Aponta que a "ocorrência de deiscência (abertura) de sutura com a extrusão de alça intestinal ocorreu por fatores estranhos aos atos perpetrados", que "a paciente recebeu antibioticoterapia no nosocômio e, após a estabilização de seu quadro, seguiu para sua residência com a prescrição de antibióticos para continuar com tal terapia e não há elementos probatórios mínimos para se afirmar que a paciente estaria com infecção hospitalar".

Pontua que "não há nos autos elementos que possam indicar qual o exame supostamente não realizado [...] antes da alta do dia 1º de maio de 2015 que seria indispensável e capaz de mudar o resultado morte", somente "meras suposições", e que "a própria Certidão de Óbito indica que a causa mortis não foi sepse, mas sim 'abdômen agudo inflamatório, neoplasia de cólon'", de modo que, "ao que tudo indica, a evolução para o quadro de abdômen agudo inflamatório teria se dado já no Hospital Unimed".

Sublinha que "o retorno ao hospital após a alta dada em 1º/04/2015 se deu por conta da evisceração da alça intestinal", sem presença de fezes, e que a Vítima estava naquele momento com sinais vitais estáveis, sem "qualquer indicativo de sepse".

Giza que "há a ausência de provas para afastar a possibilidade de que o resultado morte tenha se dado por conta de complicações advindas das perfurações de múltiplos órgãos", e que, "sem este equacionamento, impossível é a aferição da materialidade e autoria delitiva ou mesmo da existência de um fato típico".

Levanta a ausência de culpa, porque "não há provas de que [...] teria violado o dever de cuidado normal, possuindo nos autos fortes indícios de que houve culpa exclusiva da vítima ou de terceiros", e também a ausência de nexo causal, pois "se poderia aventar as mais variadas hipóteses sobre qual conduta teria sido a determinante para o resultado", mas "não há liame algum entre a conduta esculpida na denúncia como sendo imperita, imprudente e negligente e o desfecho óbito".

Alega que não há provas da autoria delitiva ou, ao menos, todos os demais médicos que atenderam a Vítima deveriam ser também alvo da investigação.

Discorre não haver motivos para o recrudescimento da pena-base.
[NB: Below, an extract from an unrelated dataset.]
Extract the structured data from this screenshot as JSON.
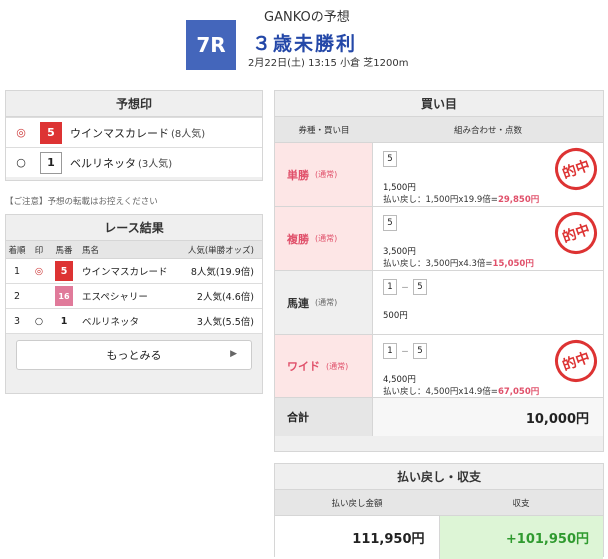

Sob tais argumentos, requer "a anulação do feito, por inobservância da aplicação do art. 384, caput, do Código de Processo Penal, ante a dicção da Súmula 453 do STF"; a declaração de "parcialidade das testemunhas familiares da de cujus, ante seus interesses no resultado do feito; a sua absolvição; a "mitigação da pena ao seu mínimo legal, com a exclusão de agravantes"; a "suspensão condicional da pena" ou "a substituição da pena privativa de liberdade, em prestação pecuniária" (Evento 293).

O Ministério Público do Estado de Santa Catarina e o Assistente de Acusação ofereceram contrarrazões recursais pelo conhecimento e desprovimento do reclamo (Eventos 302 e 304).
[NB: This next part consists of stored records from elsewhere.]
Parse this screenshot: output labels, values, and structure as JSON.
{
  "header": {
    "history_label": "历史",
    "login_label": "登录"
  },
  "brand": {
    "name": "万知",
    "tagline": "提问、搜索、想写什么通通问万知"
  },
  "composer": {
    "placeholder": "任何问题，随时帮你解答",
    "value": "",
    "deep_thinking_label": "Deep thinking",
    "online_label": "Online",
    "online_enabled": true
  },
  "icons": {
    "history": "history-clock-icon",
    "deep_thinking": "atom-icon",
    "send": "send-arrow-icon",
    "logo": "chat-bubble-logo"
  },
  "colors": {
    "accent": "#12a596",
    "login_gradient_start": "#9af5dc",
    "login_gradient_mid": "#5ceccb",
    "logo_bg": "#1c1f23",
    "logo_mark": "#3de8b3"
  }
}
A Procuradoria de Justiça Criminal, em parecer lavrado pelo Excelentíssimo Procurador de Justiça Pedro Sérgio Steil, manifestou-se pelo conhecimento e desprovimento do apelo (eproc2G, Evento 20).

VOTO

O recurso preenche os pressupostos objetivos e subjetivos de admissibilidade, razão pela qual deve ser conhecido.

1. A preliminar de ofensa ao princípio da correlação não convence.
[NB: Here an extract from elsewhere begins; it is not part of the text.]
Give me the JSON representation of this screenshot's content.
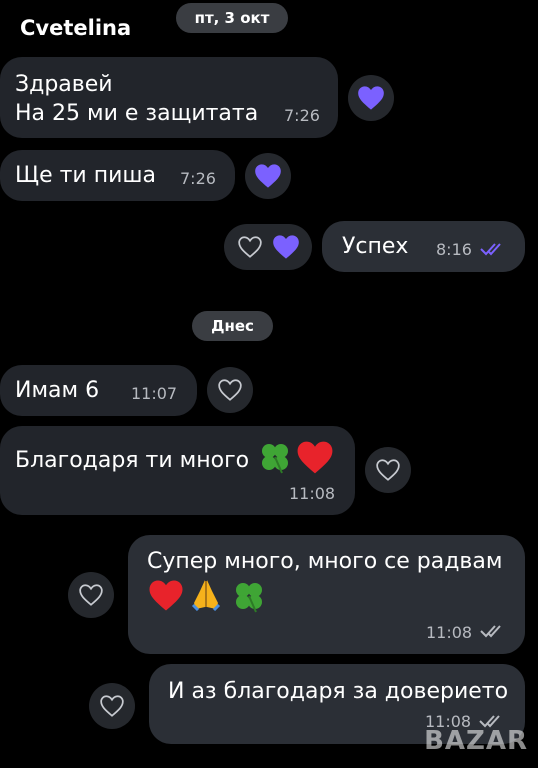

A peça acusatória (Evento 6) aponta, expressamente, que o Apelante André Luiz Silveira Argerich, "no período compreendido entre o final do mês de abril e o início de maio de 2015, na Associação Hospitalar Padre João Berthier", "na condição de médico cirurgião, com negligência, imprudência e imperícia, causou a morte de Maria Marlene Giongo, tendo o denunciado deixado de observar as regras técnicas da profissão, quando do atendimento àquela paciente".

Na sequência, a peça descreve detalhadamente o fato:

Na prática delitiva, o médico André Luiz Silveira Argerich atendeu a paciente Maria Marlene Giongo, a qual submetida a procedimento cirúrgico realizado pelo próprio denunciado em 17 de abril/2015.

Apresentando a vítima sintomas como febre, mal...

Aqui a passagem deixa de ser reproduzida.